= Consuelo De Reyes =

English playwright and theatre director

Consuelo Mary Annette Bosque-y-Reyes de Meyes, generally known as Consuelo De Reyes (1886–1948) was an English dramatist and theatre director. She was director of the Little Theatre, Citizen House, Bath, Somerset and the Everyman Theatre, Hampstead.

==Life==

Consuelo De Reyes was born 5 December 1886; the year is commonly given as 1893 in later records, however, she was baptised 24 January 1887 in Leamington Spa, the second daughter of Dr. Francisco Bosque y Reyes and Marion Holder. Her Cuban father was a student of chemistry, later professor at the university in Buenos Aires, who had married her mother in London, 1881, but appears to have spent little time with the family in England afterwards.

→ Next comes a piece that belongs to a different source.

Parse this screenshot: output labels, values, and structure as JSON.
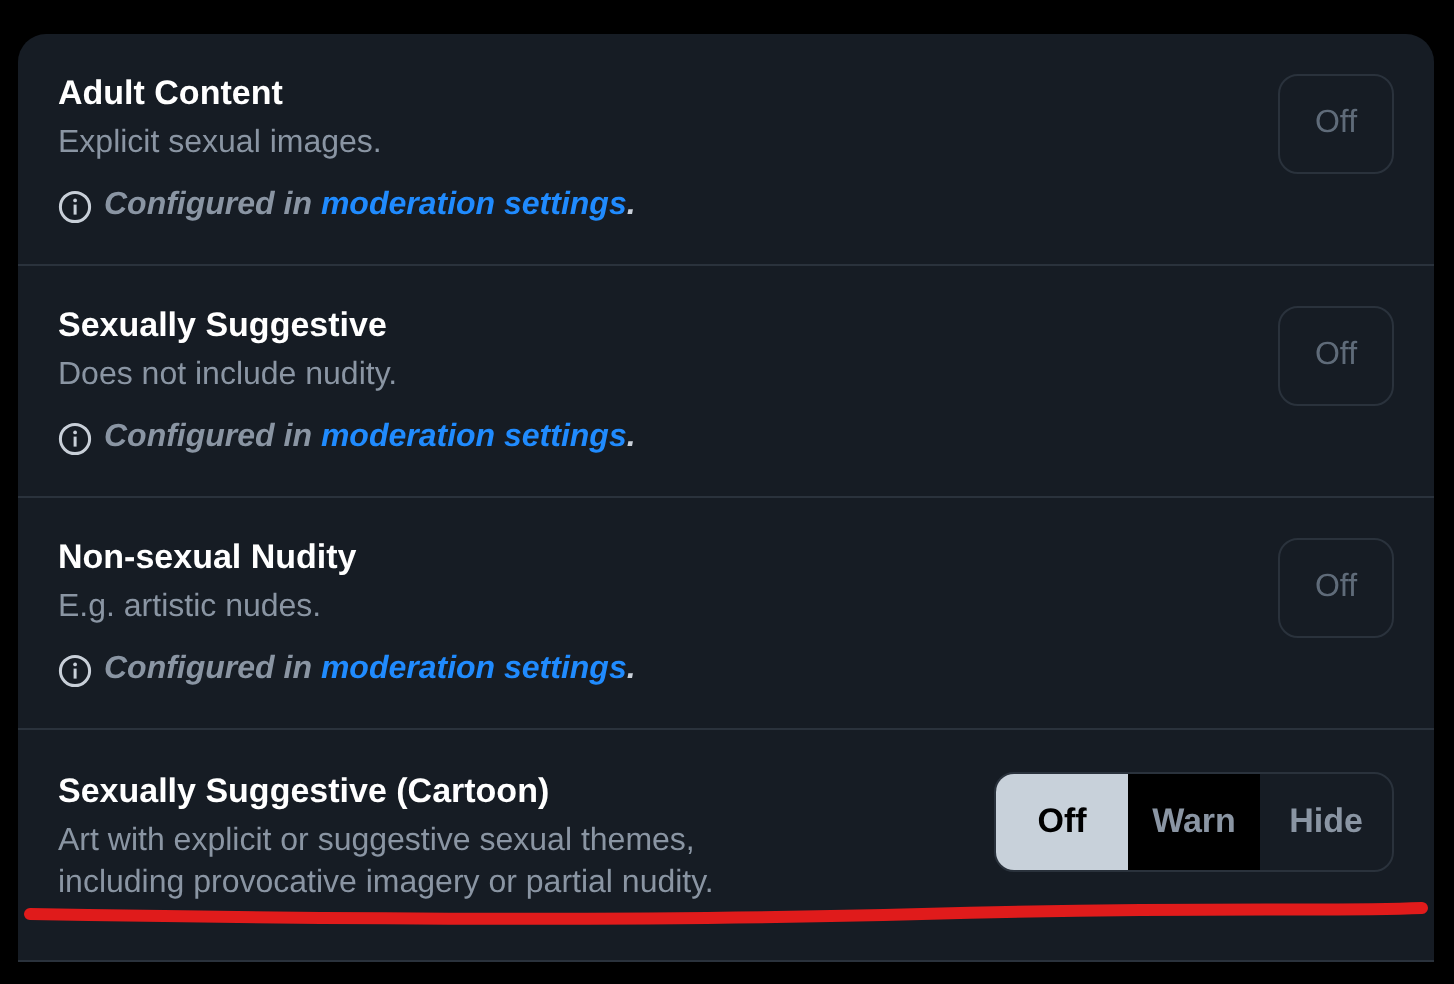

De Reyes studied at the University of Birmingham, writing her undergraduate dissertation on the 1911 railway strike in Birmingham. In 1912, her essay on Thomas Carlyle won a prize from the Birmingham and Midland Scottish Society.

In the 1920s, De Reyes established and directed community theatre at Citizen House in Bath, helped by both the local authority and Bristol University. On advertising for a Stage Manager, it was her future husband Peter King that responded, and the pair collaborated on theatrical activity over many years. The Citizen House Little Theatre was known for experimental and unconventional productions, including De Reyes' own plays; she was a considered a theatrical pioneer and authority, who trained countless youths in the Bath area.

De Reyes wrote a sequence of plays about Queen Victoria, dealing with the queen's childhood, marriage, motherhood and widowhood. The fourth of these plays was disallowed by the Lord Chamberlain, who summonsed her for two performances in October 1935.

In the 1930s De Reyes also bought the Everyman Theatre, Hampstead. With her husband, she commissioned an architect to build a space which could be used as both a theatre and a cinema. The building was completed in 1936, but burnt down four weeks later. The pair rebuilt it and managed it as a combined theatre and cinema until 1948, when it became a fulltime cinema.

She died of a heart-attack on 29 May 1948 on Caldey Island, where she had a house.

==Works==
===Plays===
- The Wedding Ring of England: a pageant of English kingship. London, 1937.
- The Young Princess: a play of the youth of Queen Victoria. London: S. French, 1938. French's acting edition, no. 1217.
- Vickie: a play of the girlhood of Queen Victoria. 1938. London: S. French, 1938. 	French's acting edition, no. 1218.
- Vickie and Albert: a play of the married life of Queen Victoria and the Prince Consort. 	London: S. French, 1938. French's acting edition, no. 1219.
- The widow of Windsor: a play of the widowhood of Queen Victoria. London: S. French, 1938. 	French's acting edition, no. 1220.
- Victoria Regina.
- The Friend of a Queen.
- The Chief of Kensington.
- This Year of Grace.

===Other===
- Essay on Thomas Carlyle. Birmingham: University of Birmingham, 1912.
- A Little Theatre and Its Organization.